From the Times:
By access capitalism I assume they mean influence peddling and pay for play. It works like this, the "consultant" or whatever title you want to give him talks to friends and partners in elected positions. These politicians in turn direct money and investments to companies that hired the consultant. The companies then lavish this middle man with money, business , and perks. The politician at the very least gets campaign donations and possibly bribes funneled to them. Usually through the Middle Man, as of now the details are murky, but Morris appears accused of the following:Top executives at Bear Stearns were surprised when word came down from the chief, James E. Cayne, that it was time to hire a new company to produce the annual report to shareholders.Mr. Cayne was very specific: It should be the one owned by Hank Morris, a political confidant of Alan G. Hevesi, the up-and-coming New York City comptroller who held sway over municipal bond work sought by Bear Stearns. Lunch with Mr. Morris was arranged, and soon his graphic-design firm, Curran & Connors, replaced the longtime producer of Bear’s reports — only to be dropped a few years later, when Mr. Hevesi was no longer in office.
Though fleeting, Mr. Morris’s work about 10 years ago for Bear, the now-defunct Wall Street investment house, offers an early, inside glimpse of how he became a pre-eminent practitioner of the art of access capitalism. Over the years, his public profile was that of a leading New York campaign consultant — a guru sought after by marquee Democrats nationwide. But below the radar, Mr. Morris increasingly gravitated toward more lucrative activities, parlaying his political relationships to bolster a portfolio of private business interests.

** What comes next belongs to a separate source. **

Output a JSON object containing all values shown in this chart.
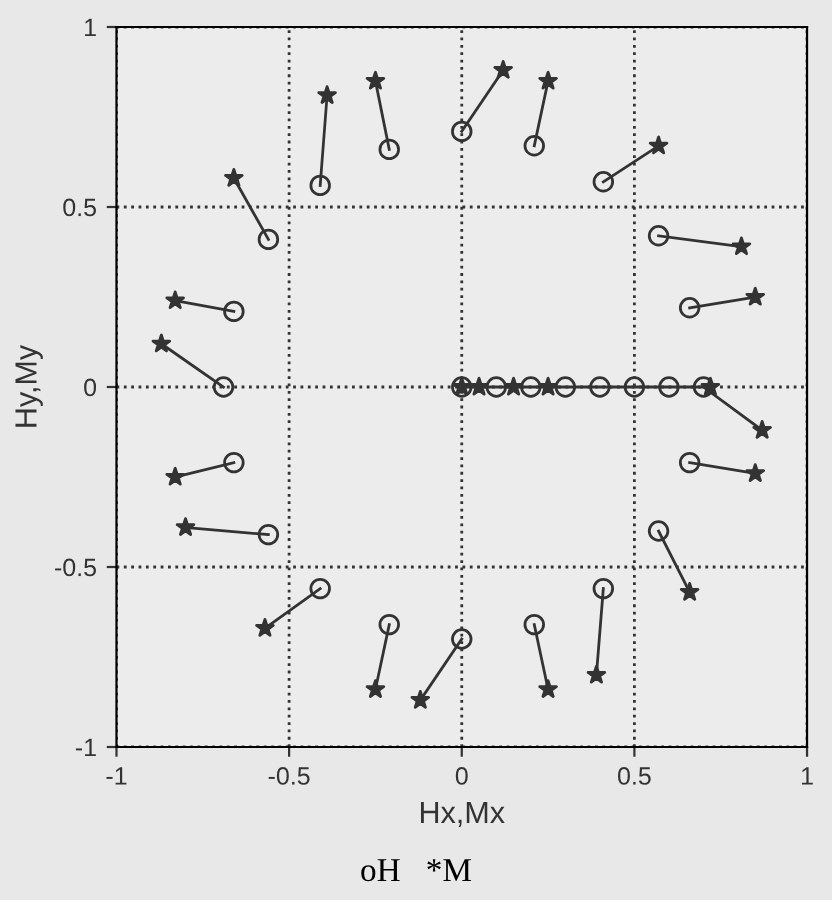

Today, Mr. Morris, 55, stands accused of crossing the often-blurry line separating the legitimate use and illegal abuse of influence. A 123-count state indictment handed up in March asserts that he positioned himself to extract $15 million in kickbacks from fund managers seeking public pension business in New York after he helped get Mr. Hevesi elected state comptroller in 2002. Mr. Morris has pleaded not guilty.

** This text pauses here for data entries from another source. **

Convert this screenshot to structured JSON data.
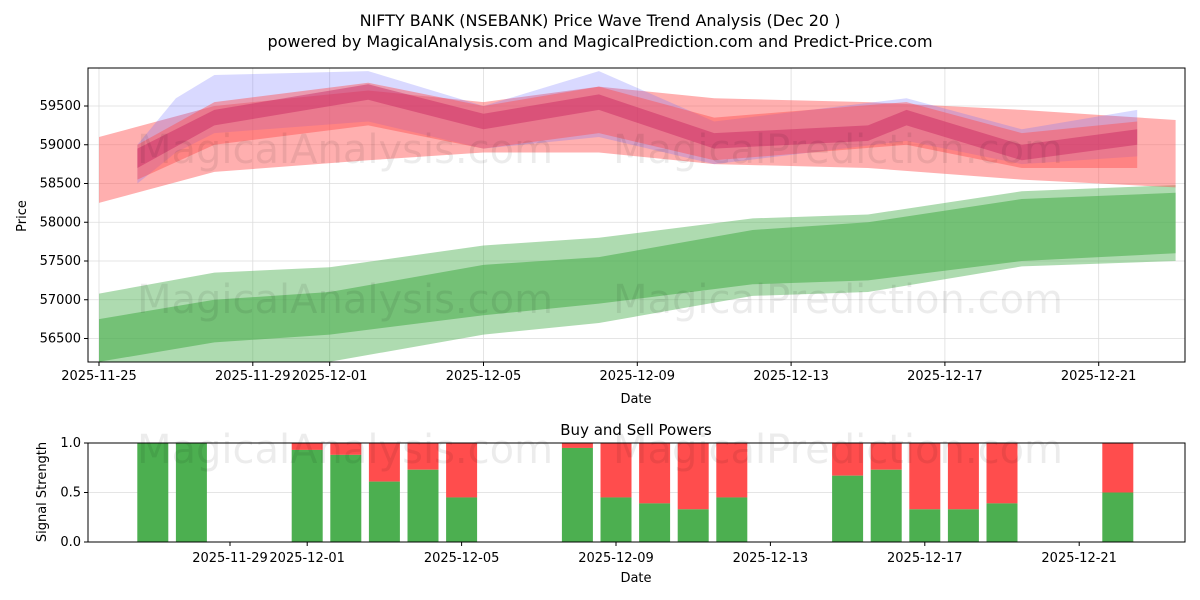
{
  "title": "NIFTY BANK (NSEBANK) Price Wave Trend Analysis (Dec 20 )",
  "subtitle": "powered by MagicalAnalysis.com and MagicalPrediction.com and Predict-Price.com",
  "watermarks": [
    "MagicalAnalysis.com",
    "MagicalPrediction.com"
  ],
  "chart_data": [
    {
      "type": "area",
      "title": "",
      "xlabel": "Date",
      "ylabel": "Price",
      "ylim": [
        56200,
        59950
      ],
      "yticks": [
        56500,
        57000,
        57500,
        58000,
        58500,
        59000,
        59500
      ],
      "xticks": [
        "2025-11-25",
        "2025-11-29",
        "2025-12-01",
        "2025-12-05",
        "2025-12-09",
        "2025-12-13",
        "2025-12-17",
        "2025-12-21"
      ],
      "grid": true,
      "bands": [
        {
          "name": "support-outer",
          "color": "#4caf50",
          "opacity": 0.45,
          "x": [
            "2025-11-25",
            "2025-11-28",
            "2025-12-01",
            "2025-12-05",
            "2025-12-08",
            "2025-12-12",
            "2025-12-15",
            "2025-12-19",
            "2025-12-23"
          ],
          "upper": [
            57080,
            57350,
            57420,
            57700,
            57800,
            58050,
            58100,
            58400,
            58480
          ],
          "lower": [
            55800,
            56100,
            56200,
            56550,
            56700,
            57050,
            57100,
            57430,
            57500
          ]
        },
        {
          "name": "support-inner",
          "color": "#4caf50",
          "opacity": 0.6,
          "x": [
            "2025-11-25",
            "2025-11-28",
            "2025-12-01",
            "2025-12-05",
            "2025-12-08",
            "2025-12-12",
            "2025-12-15",
            "2025-12-19",
            "2025-12-23"
          ],
          "upper": [
            56750,
            57000,
            57100,
            57450,
            57550,
            57900,
            58000,
            58300,
            58380
          ],
          "lower": [
            56200,
            56450,
            56550,
            56800,
            56950,
            57200,
            57250,
            57500,
            57600
          ]
        },
        {
          "name": "resistance-outer",
          "color": "#ff4d4d",
          "opacity": 0.45,
          "x": [
            "2025-11-25",
            "2025-11-28",
            "2025-12-02",
            "2025-12-05",
            "2025-12-08",
            "2025-12-11",
            "2025-12-15",
            "2025-12-19",
            "2025-12-23"
          ],
          "upper": [
            59100,
            59500,
            59700,
            59550,
            59750,
            59600,
            59550,
            59450,
            59320
          ],
          "lower": [
            58250,
            58650,
            58800,
            58900,
            58900,
            58750,
            58700,
            58550,
            58450
          ]
        },
        {
          "name": "wave-blue",
          "color": "#6666ff",
          "opacity": 0.25,
          "x": [
            "2025-11-26",
            "2025-11-27",
            "2025-11-28",
            "2025-12-02",
            "2025-12-05",
            "2025-12-08",
            "2025-12-11",
            "2025-12-16",
            "2025-12-19",
            "2025-12-22"
          ],
          "upper": [
            59000,
            59600,
            59900,
            59950,
            59500,
            59950,
            59300,
            59600,
            59200,
            59450
          ],
          "lower": [
            58500,
            58900,
            59150,
            59300,
            58950,
            59100,
            58750,
            59050,
            58750,
            58850
          ]
        },
        {
          "name": "wave-red",
          "color": "#ff4d4d",
          "opacity": 0.45,
          "x": [
            "2025-11-26",
            "2025-11-28",
            "2025-12-02",
            "2025-12-05",
            "2025-12-08",
            "2025-12-11",
            "2025-12-16",
            "2025-12-19",
            "2025-12-22"
          ],
          "upper": [
            59000,
            59550,
            59800,
            59500,
            59750,
            59350,
            59550,
            59150,
            59300
          ],
          "lower": [
            58550,
            59000,
            59250,
            58950,
            59150,
            58800,
            59000,
            58700,
            58700
          ]
        },
        {
          "name": "wave-center",
          "color": "#c2185b",
          "opacity": 0.4,
          "x": [
            "2025-11-26",
            "2025-11-28",
            "2025-12-02",
            "2025-12-05",
            "2025-12-08",
            "2025-12-11",
            "2025-12-15",
            "2025-12-16",
            "2025-12-19",
            "2025-12-22"
          ],
          "upper": [
            58950,
            59450,
            59780,
            59400,
            59650,
            59150,
            59250,
            59450,
            59000,
            59200
          ],
          "lower": [
            58700,
            59250,
            59580,
            59200,
            59450,
            58950,
            59050,
            59250,
            58800,
            59000
          ]
        }
      ]
    },
    {
      "type": "bar",
      "title": "Buy and Sell Powers",
      "xlabel": "Date",
      "ylabel": "Signal Strength",
      "ylim": [
        0,
        1
      ],
      "yticks": [
        "0.0",
        "0.5",
        "1.0"
      ],
      "xticks": [
        "2025-11-29",
        "2025-12-01",
        "2025-12-05",
        "2025-12-09",
        "2025-12-13",
        "2025-12-17",
        "2025-12-21"
      ],
      "colors": {
        "buy": "#4caf50",
        "sell": "#ff4d4d"
      },
      "dates": [
        "2025-11-27",
        "2025-11-28",
        "2025-12-01",
        "2025-12-02",
        "2025-12-03",
        "2025-12-04",
        "2025-12-05",
        "2025-12-08",
        "2025-12-09",
        "2025-12-10",
        "2025-12-11",
        "2025-12-12",
        "2025-12-15",
        "2025-12-16",
        "2025-12-17",
        "2025-12-18",
        "2025-12-19",
        "2025-12-22"
      ],
      "buy": [
        1.0,
        1.0,
        0.93,
        0.88,
        0.61,
        0.73,
        0.45,
        0.95,
        0.45,
        0.39,
        0.33,
        0.45,
        0.67,
        0.73,
        0.33,
        0.33,
        0.39,
        0.5
      ]
    }
  ]
}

And how connected was Hank Morris:
A graduate of Columbia University’s law school, with a shock of white hair and preference for preppy-looking sweaters even in summer, Mr. Morris had disarming mannerisms that cloaked a brass-knuckled way of doing business. He rose from a job as a legislative assistant in Albany in the 1970s to become an architect of Representative Charles E. Schumer’s upset victory over Senator Alphonse M. D’Amato in 1998. It was the defining moment in his career, but he also worked with some other big names in Democratic politics, former President Bill Clinton and Senator Dianne Feinstein of California among them.
A president and two of the most powerful senators in Congress, not to shabby. Now how did he do it?
As Mr. Hevesi was settling into the state comptroller’s office in 2003, Mr. Morris took another step that, prosecutors say, showed he was preparing to exploit the office’s sole authority over the state’s $122 billion public employee retirement fund. He obtained a securities broker’s license and became affiliated with Searle & Company, a small investment firm in Greenwich, Conn. How he came to work with Searle, which has a handful of employees and an office above a Christian Science reading room, is unclear. The company declined to comment.
As a placement agent, Mr. Morris embarked on three years of deal-making, in which he and a Hevesi aide, David Loglisci, extracted fees from private equity firms seeking to manage state pension investments in New York, according to the indictment brought by Mr. Cuomo and a related civil complaint by securities regulators. The two men are accused of requiring fund managers to pay a fee to Mr. Morris, who provided no legitimate services in return, if they wanted state business.
One of the keys , just like in the muni-bond scandal, is the use of fees. It makes sense, companies or governments can't just bribe, so they pay fees to people like Morris for putting the deals together.